Een EESV kan op verschillende manieren worden gefinancierd. Vindt financiering plaats door middel van inbreng, dan geldt hetgeen ook voor personenvennootschappen geldt. Zuivere inbreng in contanten of in natura is onbelastbaar. Ook voor wat betreft het recht op aftrek van voorbelasting bestaat er een analogie. Onder omstandigheden kan zich evenwel een integratieheffing voordoen. Dit is het geval, indien een lid van een EESV de goederen die hij inbrengt, in eigen bedrijf heeft vervaardigd of ,onder ter beschikkingstelling van stoffen, heeft doen vervaardigen, terwijl hij geen (volledig) recht op aftrek van voorbelasting bezit. Strikt genomen zijn de bedrijfsdoeleinden van het EESV andere dan die van de leden. De tekst van art. 3 lid 3 onderdeel b en art. 3 lid 9 Wet OB vereist echter niet dat het goed voor zijn bedrijfsdoeleinden wordt gebruikt. Voldoende is dat de goederen (in casu: het pand) door de ondernemer voor bedrijfsdoeleinden worden bestemd. Vanwege het ondersteunende karakter dat het EESV heeft, kan mogelijk betoogd worden, dat de bedrijfsdoeleinden van het EESV dezelfde bedrijfsdoeleinden zijn als die van de leden. In dat geval kan zich vanwege de inbreng een integratieheffing voordoen.

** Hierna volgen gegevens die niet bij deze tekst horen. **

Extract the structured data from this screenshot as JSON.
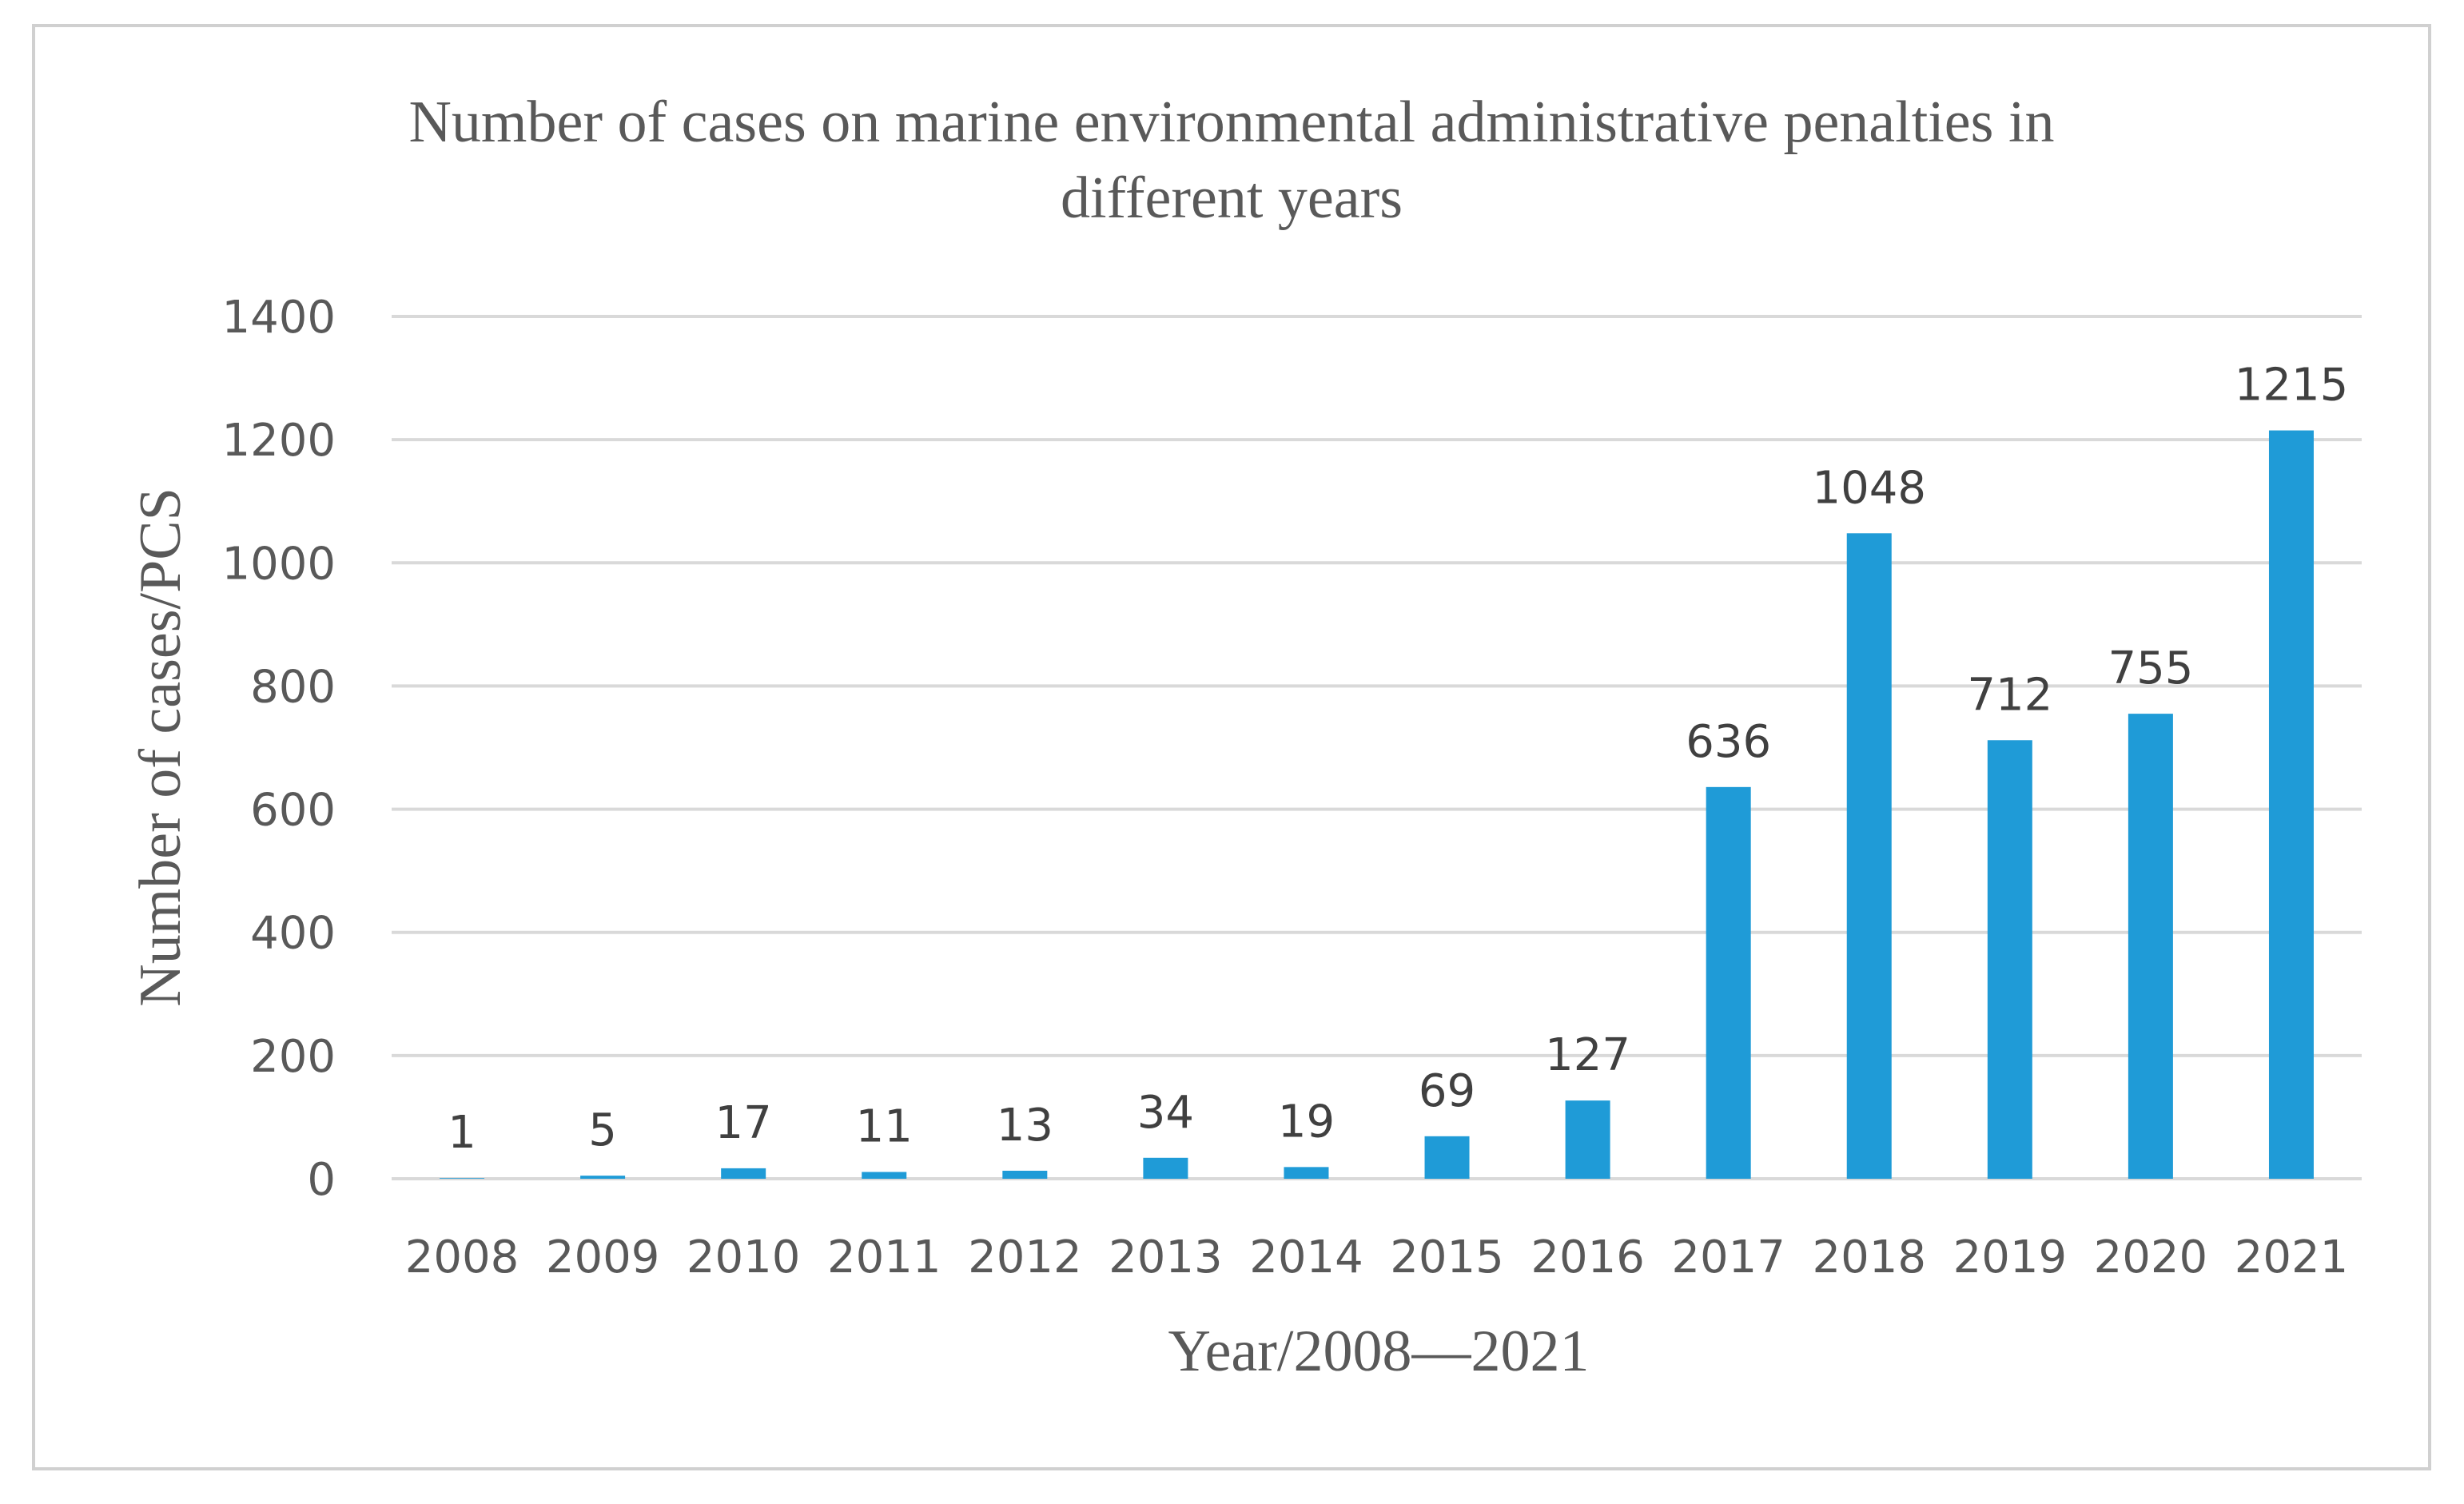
{
  "chart_data": {
    "type": "bar",
    "title": [
      "Number of cases on marine environmental administrative penalties in",
      "different years"
    ],
    "xlabel": "Year/2008—2021",
    "ylabel": "Number of cases/PCS",
    "categories": [
      "2008",
      "2009",
      "2010",
      "2011",
      "2012",
      "2013",
      "2014",
      "2015",
      "2016",
      "2017",
      "2018",
      "2019",
      "2020",
      "2021"
    ],
    "values": [
      1,
      5,
      17,
      11,
      13,
      34,
      19,
      69,
      127,
      636,
      1048,
      712,
      755,
      1215
    ],
    "data_labels": [
      "1",
      "5",
      "17",
      "11",
      "13",
      "34",
      "19",
      "69",
      "127",
      "636",
      "1048",
      "712",
      "755",
      "1215"
    ],
    "ylim": [
      0,
      1400
    ],
    "yticks": [
      "0",
      "200",
      "400",
      "600",
      "800",
      "1000",
      "1200",
      "1400"
    ],
    "ytick_values": [
      0,
      200,
      400,
      600,
      800,
      1000,
      1200,
      1400
    ],
    "grid": true,
    "legend": "none",
    "bar_color": "#1f9bd7",
    "grid_color": "#d9d9d9",
    "border_color": "#d0d0d0"
  }
}
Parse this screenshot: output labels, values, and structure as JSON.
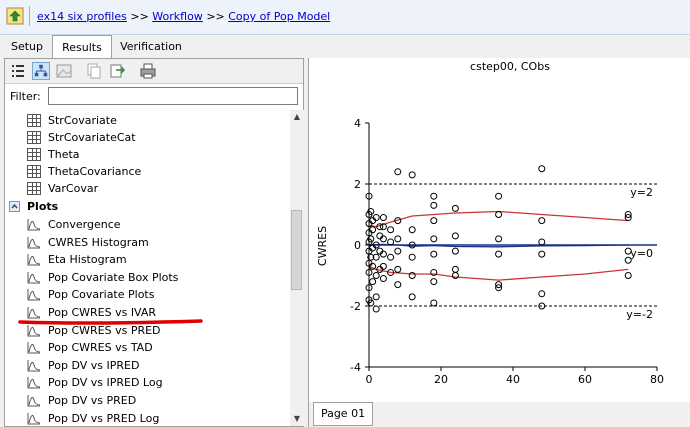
{
  "breadcrumb": {
    "items": [
      "ex14 six profiles",
      "Workflow",
      "Copy of Pop Model"
    ],
    "separator": ">>"
  },
  "tabs": {
    "setup": "Setup",
    "results": "Results",
    "verification": "Verification"
  },
  "filter": {
    "label": "Filter:",
    "value": ""
  },
  "tree": {
    "tables": [
      "StrCovariate",
      "StrCovariateCat",
      "Theta",
      "ThetaCovariance",
      "VarCovar"
    ],
    "plots_header": "Plots",
    "plots": [
      "Convergence",
      "CWRES Histogram",
      "Eta Histogram",
      "Pop Covariate Box Plots",
      "Pop Covariate Plots",
      "Pop CWRES vs IVAR",
      "Pop CWRES vs PRED",
      "Pop CWRES vs TAD",
      "Pop DV vs IPRED",
      "Pop DV vs IPRED Log",
      "Pop DV vs PRED",
      "Pop DV vs PRED Log"
    ]
  },
  "page_tab": "Page 01",
  "colors": {
    "link": "#0000cc",
    "smoother": "#cc3333",
    "zero_line": "#1a2f8a",
    "annotation": "#e00000"
  },
  "chart_data": {
    "type": "scatter",
    "title": "cstep00, CObs",
    "xlabel": "",
    "ylabel": "CWRES",
    "xlim": [
      0,
      80
    ],
    "ylim": [
      -4,
      4
    ],
    "xticks": [
      0,
      20,
      40,
      60,
      80
    ],
    "yticks": [
      -4,
      -2,
      0,
      2,
      4
    ],
    "reference_lines": [
      {
        "y": 2,
        "label": "y=2",
        "style": "dashed"
      },
      {
        "y": 0,
        "label": "y=0",
        "style": "solid"
      },
      {
        "y": -2,
        "label": "y=-2",
        "style": "dashed"
      }
    ],
    "points": [
      [
        0,
        1.6
      ],
      [
        0,
        1.0
      ],
      [
        0,
        0.7
      ],
      [
        0,
        0.4
      ],
      [
        0,
        0.1
      ],
      [
        0,
        -0.2
      ],
      [
        0,
        -0.6
      ],
      [
        0,
        -0.9
      ],
      [
        0,
        -1.4
      ],
      [
        0,
        -1.8
      ],
      [
        0.5,
        1.1
      ],
      [
        0.5,
        0.2
      ],
      [
        0.5,
        -0.4
      ],
      [
        0.5,
        -1.9
      ],
      [
        1,
        0.8
      ],
      [
        1,
        0.5
      ],
      [
        1,
        -0.1
      ],
      [
        1,
        -0.7
      ],
      [
        1,
        -1.2
      ],
      [
        2,
        0.9
      ],
      [
        2,
        0.0
      ],
      [
        2,
        -0.4
      ],
      [
        2,
        -1.0
      ],
      [
        2,
        -1.7
      ],
      [
        2,
        -2.1
      ],
      [
        3,
        0.6
      ],
      [
        3,
        0.3
      ],
      [
        3,
        -0.2
      ],
      [
        3,
        -0.8
      ],
      [
        4,
        0.9
      ],
      [
        4,
        0.6
      ],
      [
        4,
        0.2
      ],
      [
        4,
        -0.3
      ],
      [
        4,
        -0.7
      ],
      [
        4,
        -1.1
      ],
      [
        6,
        0.5
      ],
      [
        6,
        0.1
      ],
      [
        6,
        -0.4
      ],
      [
        6,
        -0.9
      ],
      [
        8,
        2.4
      ],
      [
        8,
        0.8
      ],
      [
        8,
        0.2
      ],
      [
        8,
        -0.2
      ],
      [
        8,
        -0.8
      ],
      [
        8,
        -1.3
      ],
      [
        12,
        2.3
      ],
      [
        12,
        0.5
      ],
      [
        12,
        0.0
      ],
      [
        12,
        -0.4
      ],
      [
        12,
        -1.0
      ],
      [
        12,
        -1.7
      ],
      [
        18,
        1.6
      ],
      [
        18,
        1.3
      ],
      [
        18,
        0.8
      ],
      [
        18,
        0.2
      ],
      [
        18,
        -0.3
      ],
      [
        18,
        -0.9
      ],
      [
        18,
        -1.2
      ],
      [
        18,
        -1.9
      ],
      [
        24,
        1.2
      ],
      [
        24,
        0.3
      ],
      [
        24,
        -0.2
      ],
      [
        24,
        -0.8
      ],
      [
        24,
        -1.0
      ],
      [
        36,
        1.6
      ],
      [
        36,
        1.0
      ],
      [
        36,
        0.2
      ],
      [
        36,
        -0.3
      ],
      [
        36,
        -1.3
      ],
      [
        36,
        -1.4
      ],
      [
        48,
        2.5
      ],
      [
        48,
        0.8
      ],
      [
        48,
        0.1
      ],
      [
        48,
        -0.3
      ],
      [
        48,
        -1.6
      ],
      [
        48,
        -2.0
      ],
      [
        72,
        1.0
      ],
      [
        72,
        0.9
      ],
      [
        72,
        -0.2
      ],
      [
        72,
        -0.5
      ],
      [
        72,
        -1.0
      ]
    ],
    "smoothers": [
      {
        "name": "upper",
        "x": [
          0,
          2,
          6,
          12,
          18,
          24,
          36,
          48,
          60,
          72
        ],
        "y": [
          0.65,
          0.6,
          0.75,
          0.95,
          1.0,
          1.05,
          1.1,
          1.0,
          0.9,
          0.8
        ]
      },
      {
        "name": "center",
        "x": [
          0,
          4,
          8,
          12,
          18,
          24,
          36,
          48,
          60,
          72
        ],
        "y": [
          0.0,
          0.02,
          0.0,
          -0.04,
          -0.02,
          -0.05,
          -0.06,
          -0.03,
          -0.02,
          0.0
        ]
      },
      {
        "name": "lower",
        "x": [
          0,
          2,
          6,
          12,
          18,
          24,
          36,
          48,
          60,
          72
        ],
        "y": [
          -0.7,
          -0.8,
          -0.9,
          -0.95,
          -0.95,
          -1.05,
          -1.15,
          -1.05,
          -0.95,
          -0.8
        ]
      }
    ],
    "grid": false,
    "legend": "none"
  }
}
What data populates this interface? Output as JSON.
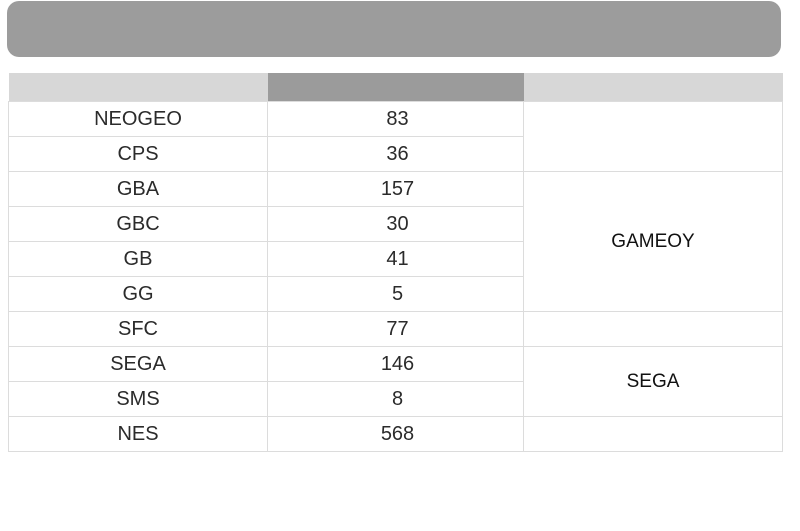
{
  "table": {
    "rows": [
      {
        "system": "NEOGEO",
        "count": "83"
      },
      {
        "system": "CPS",
        "count": "36"
      },
      {
        "system": "GBA",
        "count": "157"
      },
      {
        "system": "GBC",
        "count": "30"
      },
      {
        "system": "GB",
        "count": "41"
      },
      {
        "system": "GG",
        "count": "5"
      },
      {
        "system": "SFC",
        "count": "77"
      },
      {
        "system": "SEGA",
        "count": "146"
      },
      {
        "system": "SMS",
        "count": "8"
      },
      {
        "system": "NES",
        "count": "568"
      }
    ],
    "groups": {
      "gameboy_label": "GAMEOY",
      "sega_label": "SEGA"
    }
  },
  "colors": {
    "banner": "#9c9c9c",
    "header_side": "#d7d7d7",
    "header_middle": "#9b9b9b",
    "grid_line": "#dcdcdc"
  }
}
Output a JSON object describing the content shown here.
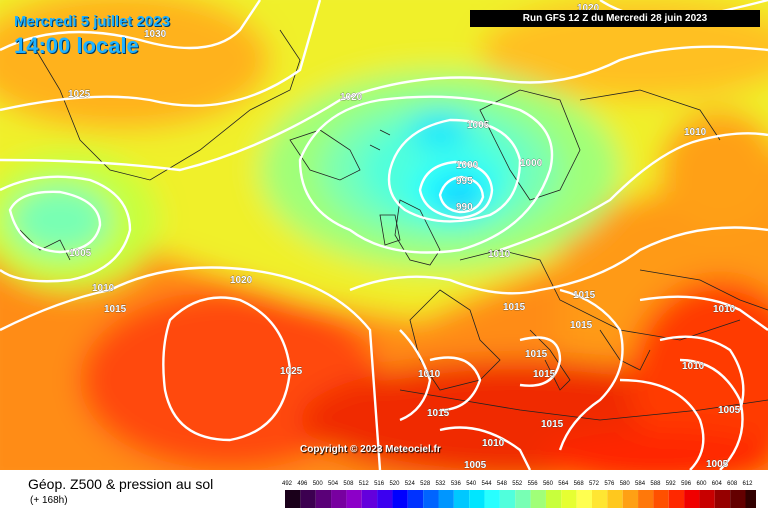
{
  "header": {
    "date": "Mercredi 5 juillet 2023",
    "time": "14:00 locale",
    "run": "Run GFS 12 Z du Mercredi 28 juin 2023"
  },
  "copyright": "Copyright © 2023 Meteociel.fr",
  "legend": {
    "title": "Géop. Z500 & pression au sol",
    "subtitle": "(+ 168h)",
    "levels": [
      "492",
      "496",
      "500",
      "504",
      "508",
      "512",
      "516",
      "520",
      "524",
      "528",
      "532",
      "536",
      "540",
      "544",
      "548",
      "552",
      "556",
      "560",
      "564",
      "568",
      "572",
      "576",
      "580",
      "584",
      "588",
      "592",
      "596",
      "600",
      "604",
      "608",
      "612"
    ],
    "colors": [
      "#1a001a",
      "#3c0050",
      "#5a0078",
      "#7800a0",
      "#8c00c8",
      "#6400dc",
      "#3c00f0",
      "#0000ff",
      "#0032ff",
      "#0064ff",
      "#0096ff",
      "#00c8ff",
      "#00e6ff",
      "#28ffff",
      "#50ffdc",
      "#78ffb4",
      "#a0ff78",
      "#c8ff3c",
      "#e6ff32",
      "#ffff50",
      "#ffe632",
      "#ffc81e",
      "#ffa014",
      "#ff780a",
      "#ff5000",
      "#ff2800",
      "#f00000",
      "#c80000",
      "#960000",
      "#640000",
      "#320000"
    ]
  },
  "isobar_labels": [
    {
      "text": "1030"
    },
    {
      "text": "1025"
    },
    {
      "text": "1020"
    },
    {
      "text": "1005"
    },
    {
      "text": "1000"
    },
    {
      "text": "995"
    },
    {
      "text": "990"
    },
    {
      "text": "1000"
    },
    {
      "text": "1010"
    },
    {
      "text": "1005"
    },
    {
      "text": "1010"
    },
    {
      "text": "1015"
    },
    {
      "text": "1020"
    },
    {
      "text": "1025"
    },
    {
      "text": "1010"
    },
    {
      "text": "1015"
    },
    {
      "text": "1015"
    },
    {
      "text": "1015"
    },
    {
      "text": "1010"
    },
    {
      "text": "1015"
    },
    {
      "text": "1015"
    },
    {
      "text": "1015"
    },
    {
      "text": "1010"
    },
    {
      "text": "1010"
    },
    {
      "text": "1015"
    },
    {
      "text": "1010"
    },
    {
      "text": "1005"
    },
    {
      "text": "1005"
    },
    {
      "text": "1005"
    },
    {
      "text": "1020"
    }
  ]
}
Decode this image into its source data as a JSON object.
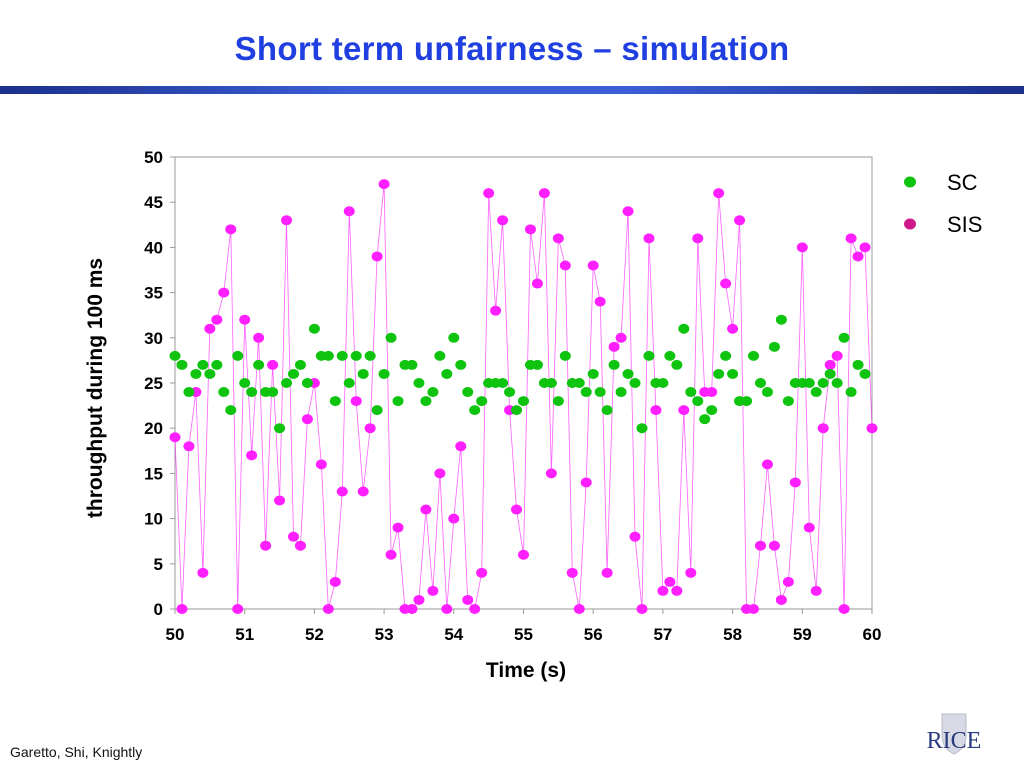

Vindt financiering plaats door middel van contributiebetalingen, dan moet niet uit het oog worden verloren, dat een contributiebetaling al snel als de vergoeding voor een wederprestatie van het EESV is te beschouwen. Wanneer de contributiebetaling niet als een bezwarende titel is te beschouwen, maar het EESV verricht wel handelingen voor de leden, dan is mogelijk sprake van een met een levering of dienst onder bezwarende titel gelijkgestelde prestatie. Afgezien van de situatie waarin het EESV een goed om niet verstrekt aan een lid (hetgeen zich niet snel voor zal doen), zal echter sprake moeten zijn van het “bestemmen voor andere dan bedrijfsdoeleinden”. Aangezien het de functie van een EESV is de leden te ondersteunen, mag mijns inziens niet te snel worden aangenomen, dat een EESV, dat bijvoorbeeld om niet faciliteiten openstelt voor de leden, daarmee de betreffende goederen of diensten bestemt, respectievelijk verricht voor “andere dan bedrijfsdoeleinden”. Aan een met een levering of dienst onder bezwarende titel gelijkgestelde handeling zal dus niet snel worden toegekomen.
De heffing van btw ten aanzien van een EESV verloopt naar nationaal recht niet wezenlijk anders dan naar Europees recht. De problematiek is in grote mate te vergelijken met die van de personenvennootschappen.